In this paper we address an inverse problem for the time-dependent linear
transport equation (or radiative transfer equation) in 2D having in mind applications in Diffuse Optical Tomography (DOT). We propose two new reconstruction algorithms which so far have not been applied to such a situation and compare their performances in certain practically relevant situations. The first of these reconstruction algorithms uses a sparsity promoting regularization scheme, whereas the second one uses a simultaneous level set reconstruction scheme for two parameters of the linear transport equation. We will also compare the results of both schemes with a third scheme which is a more traditional L2-based Landweber-Kaczmarz scheme. We focus our attention
on the DOT application of imaging the human head of a neonate where the simpler diffusion approximation is not well-suited for the inversion due to the presence of a clear layer beneath the skull which is filled with ‘low-scattering’ cerebrospinal fluid. This layer, even if its location and characteristics are known a-priori, poses significant difficulties for most reconstruction schemes due to its ‘wave-guiding’ property which reduces sensitivity of the data to the interior regions.
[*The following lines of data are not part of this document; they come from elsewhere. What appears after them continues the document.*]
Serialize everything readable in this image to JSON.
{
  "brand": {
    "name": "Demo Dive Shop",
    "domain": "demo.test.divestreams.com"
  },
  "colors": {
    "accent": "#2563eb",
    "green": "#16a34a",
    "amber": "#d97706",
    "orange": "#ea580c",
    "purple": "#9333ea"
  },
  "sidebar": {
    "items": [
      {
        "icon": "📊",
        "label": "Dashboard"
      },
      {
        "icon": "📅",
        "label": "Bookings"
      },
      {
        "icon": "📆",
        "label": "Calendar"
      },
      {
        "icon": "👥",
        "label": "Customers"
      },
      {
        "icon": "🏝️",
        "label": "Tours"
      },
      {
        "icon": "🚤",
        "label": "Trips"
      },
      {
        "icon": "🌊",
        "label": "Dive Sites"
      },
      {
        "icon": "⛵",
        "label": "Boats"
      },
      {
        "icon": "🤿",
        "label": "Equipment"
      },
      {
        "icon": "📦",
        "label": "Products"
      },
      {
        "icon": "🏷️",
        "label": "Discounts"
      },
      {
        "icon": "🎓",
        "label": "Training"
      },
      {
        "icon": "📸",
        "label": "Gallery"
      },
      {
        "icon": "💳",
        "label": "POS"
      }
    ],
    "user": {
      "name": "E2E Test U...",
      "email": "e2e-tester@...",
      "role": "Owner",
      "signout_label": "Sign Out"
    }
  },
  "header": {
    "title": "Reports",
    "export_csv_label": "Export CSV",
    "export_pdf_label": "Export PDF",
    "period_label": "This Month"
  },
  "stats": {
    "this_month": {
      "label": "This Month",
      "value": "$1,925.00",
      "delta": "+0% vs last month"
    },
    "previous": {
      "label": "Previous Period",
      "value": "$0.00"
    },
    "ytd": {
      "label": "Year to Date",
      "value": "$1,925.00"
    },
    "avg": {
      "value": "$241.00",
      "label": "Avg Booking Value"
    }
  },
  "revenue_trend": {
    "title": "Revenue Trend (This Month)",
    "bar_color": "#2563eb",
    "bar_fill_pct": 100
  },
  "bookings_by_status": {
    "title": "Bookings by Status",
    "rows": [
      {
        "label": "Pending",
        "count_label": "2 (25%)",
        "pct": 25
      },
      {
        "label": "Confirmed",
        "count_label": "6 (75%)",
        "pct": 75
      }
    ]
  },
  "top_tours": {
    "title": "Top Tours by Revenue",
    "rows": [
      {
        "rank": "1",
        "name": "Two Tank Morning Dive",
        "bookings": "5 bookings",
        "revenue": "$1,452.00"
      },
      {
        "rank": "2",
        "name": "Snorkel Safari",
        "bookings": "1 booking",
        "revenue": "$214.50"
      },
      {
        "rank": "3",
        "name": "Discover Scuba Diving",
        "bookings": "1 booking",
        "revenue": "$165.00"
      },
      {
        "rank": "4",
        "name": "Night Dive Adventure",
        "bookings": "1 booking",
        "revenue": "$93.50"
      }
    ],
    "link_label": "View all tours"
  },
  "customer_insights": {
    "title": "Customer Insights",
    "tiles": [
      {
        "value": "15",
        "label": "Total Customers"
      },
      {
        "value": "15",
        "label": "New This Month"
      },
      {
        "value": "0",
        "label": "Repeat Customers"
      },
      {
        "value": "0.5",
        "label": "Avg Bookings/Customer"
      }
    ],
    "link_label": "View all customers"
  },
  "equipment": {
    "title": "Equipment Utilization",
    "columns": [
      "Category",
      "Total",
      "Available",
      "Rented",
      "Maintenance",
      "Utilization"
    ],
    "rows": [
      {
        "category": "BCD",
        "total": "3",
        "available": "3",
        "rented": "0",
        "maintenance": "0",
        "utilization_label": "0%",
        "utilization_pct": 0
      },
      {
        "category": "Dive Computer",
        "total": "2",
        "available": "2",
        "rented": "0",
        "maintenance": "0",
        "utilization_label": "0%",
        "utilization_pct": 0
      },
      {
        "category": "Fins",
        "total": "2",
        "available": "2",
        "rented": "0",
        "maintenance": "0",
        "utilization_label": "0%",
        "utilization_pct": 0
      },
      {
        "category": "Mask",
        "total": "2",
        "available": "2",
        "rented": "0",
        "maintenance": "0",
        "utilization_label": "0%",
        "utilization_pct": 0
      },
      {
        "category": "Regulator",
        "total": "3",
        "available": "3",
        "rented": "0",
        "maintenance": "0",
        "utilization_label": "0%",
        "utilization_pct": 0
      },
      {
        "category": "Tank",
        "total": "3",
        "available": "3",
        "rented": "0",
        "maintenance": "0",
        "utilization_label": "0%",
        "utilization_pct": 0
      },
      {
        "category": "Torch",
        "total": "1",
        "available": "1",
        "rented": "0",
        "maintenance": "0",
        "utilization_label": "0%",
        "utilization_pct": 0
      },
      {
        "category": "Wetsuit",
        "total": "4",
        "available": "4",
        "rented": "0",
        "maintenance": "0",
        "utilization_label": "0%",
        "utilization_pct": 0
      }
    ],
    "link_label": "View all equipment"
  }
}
A further complication arises due to the necessity to reconstruct simultaneously two different parameters of the linear transport equation, the scattering and the absorption cross-section, from the same data set. A significant ‘cross-talk’ between these two parameters is usually expected.
Our numerical experiments indicate that each of the three considered reconstruction schemes do have their merits and perform differently but reasonably well when the clear layer is a-priori known. We also demonstrate the behaviour of the three algorithms in the particular situation where the clear layer is unknown during the reconstruction.